Psst, wanna read a review of Jordan Peterson’s new book, Beyond Order: 12 More Rules for Life? It’ll spare you the trouble of reading the whole thing.
Russia got Stalin and Dostoevsky. Who’s Canada’s most dangerous thinker? Professor Dad over here, yelling up the stairs about William Blake and the “overwhelming mystery of Being” and, hey, would it kill you kids to clean up after yourselves once in a while? Some of us have tenured jobs to go to.
This disconnect between the way Peterson is advertised and what he in fact writes is the most deflating thing here. If this is what the enemy looks like to you, you’re going to have to find a new war. This one is too boring to fight.
That’s the impression I got from his first popular book, too — it’s a lot of trite, boring trivialities recited as if they were Deep Thoughts, and what needs to be fought isn’t Peterson, but the shallow wave of ignorance rippling among his devotees.
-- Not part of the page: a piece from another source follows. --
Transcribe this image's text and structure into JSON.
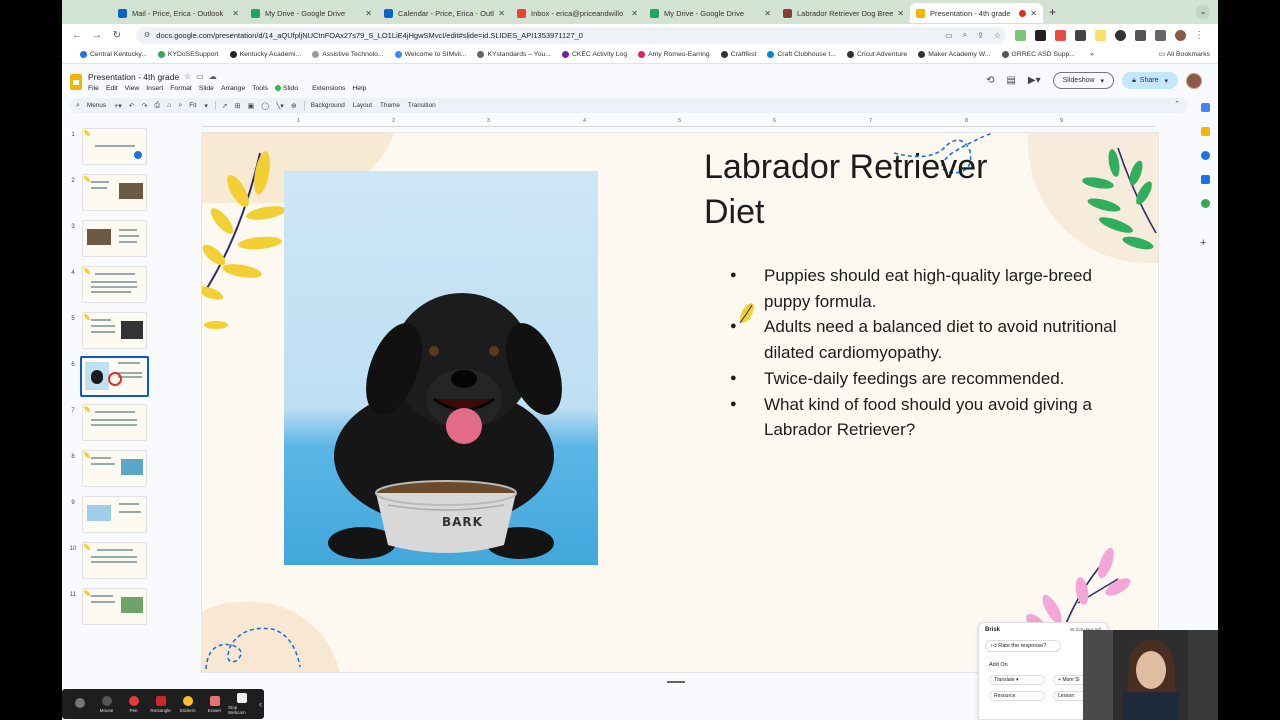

This requires a lot of explaining, and even, God help us, some poetry. The ratio of sociology-term-paper-gobbledygook to English runs at roughly 2:1, yet we are introduced to “the ancient Greek philosopher Socrates.” This is deep thinking slimmed down for people who aren’t totally sure whether Socrates was the toga guy or the gyro guy.
Here are his 12 new rules:
- Do not carelessly denigrate social institutions or creative achievement.
- Imagine who you could be and then aim single-mindedly at that.
- Do you not hide unwanted things in the fog.
- Notice that opportunity lurks where responsibility has been abdicated.
- Do not do what you hate.
- Abandon ideology.
- Work as hard as you possibly can on at least one thing and see what happens.
- Try to make one room in your home as beautiful as possible.
- If old memories still upset you, write them down carefully and completely.
- Plan and work diligently to maintain the romance in your relationship.
- Do not allow yourself to become resentful, deceitful, or arrogant.
- Be grateful in spite of your suffering.
I do not need to read the book to know that that is incoherent garbage. It’s like being served up a load of bad fortune cookies.